La maltraitance envers les enfants est un problème important de santé publique. La recherche démontre que les facteurs structurels relatifs au quartier comme la pauvreté et le taux de criminalité peuvent avoir un effet significatif sur le nombre de victimes. La présente étude, basée sur des données sur la ville de Chicago, visait à déterminer les processus sociaux potentiellement modifiables qui pourraient également avoir un effet sur la maltraitance. Les facteurs structurels inclus étaient la pauvreté, les taux d’homicides et de vols ainsi que la variation du nombre d’enfants d’origine hispanique. Les chercheurs ont examiné les processus sociaux suivants : l’efficacité collective (le contrôle social informel et la cohésion sociale), la proximité intergénérationnelle, les réseaux sociaux et les troubles physiques et sociaux. Les résultats mesurés, basés sur des cas de mauvais traitements corroborés d’un organisme de protection de l’enfance de l’Illinois entre 1995 et 2005, étaient les taux de négligence, de violence physique, de violence sexuelle envers les enfants ainsi que les taux de nourrissons exposés à des substances.

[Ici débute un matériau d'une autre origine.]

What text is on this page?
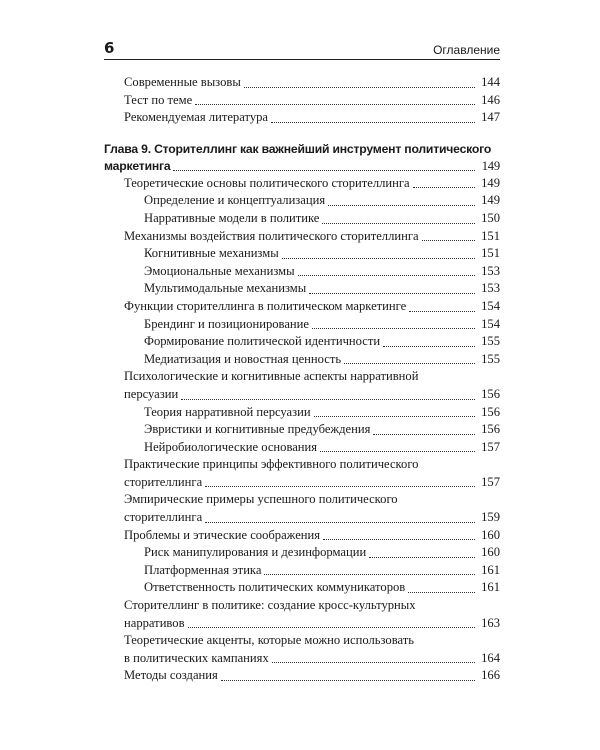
6	Оглавление
Современные вызовы	144
Тест по теме	146
Рекомендуемая литература	147
Глава 9. Сторителлинг как важнейший инструмент политического
маркетинга	149
Теоретические основы политического сторителлинга	149
Определение и концептуализация	149
Нарративные модели в политике	150
Механизмы воздействия политического сторителлинга	151
Когнитивные механизмы	151
Эмоциональные механизмы	153
Мультимодальные механизмы	153
Функции сторителлинга в политическом маркетинге	154
Брендинг и позиционирование	154
Формирование политической идентичности	155
Медиатизация и новостная ценность	155
Психологические и когнитивные аспекты нарративной
персуазии	156
Теория нарративной персуазии	156
Эвристики и когнитивные предубеждения	156
Нейробиологические основания	157
Практические принципы эффективного политического
сторителлинга	157
Эмпирические примеры успешного политического
сторителлинга	159
Проблемы и этические соображения	160
Риск манипулирования и дезинформации	160
Платформенная этика	161
Ответственность политических коммуникаторов	161
Сторителлинг в политике: создание кросс-культурных
нарративов	163
Теоретические акценты, которые можно использовать
в политических кампаниях	164
Методы создания	166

Les chercheurs ont trouvé des associations systématiques entre les processus sociaux du quartier et les taux de maltraitance, même lorsqu’ils ont tenu compte des différences relatives aux facteurs structurels. Dans les quartiers où le niveau des processus sociaux était plus élevé, les taux de signalement de maltraitance étaient inférieurs dans toutes les catégories. D’après les auteurs, les stratégies reposant sur les facteurs de protection au niveau du quartier peuvent être plus efficaces pour diminuer la maltraitance envers les enfants que celles qui font uniquement appel aux efforts individuels et axés sur la famille. Ils font valoir que des recherches approfondies sur l’intervention devraient continuer à évaluer les approches qui combinent le renforcement des processus sociaux au niveau du quartier et les améliorations des caractéristiques structurelles.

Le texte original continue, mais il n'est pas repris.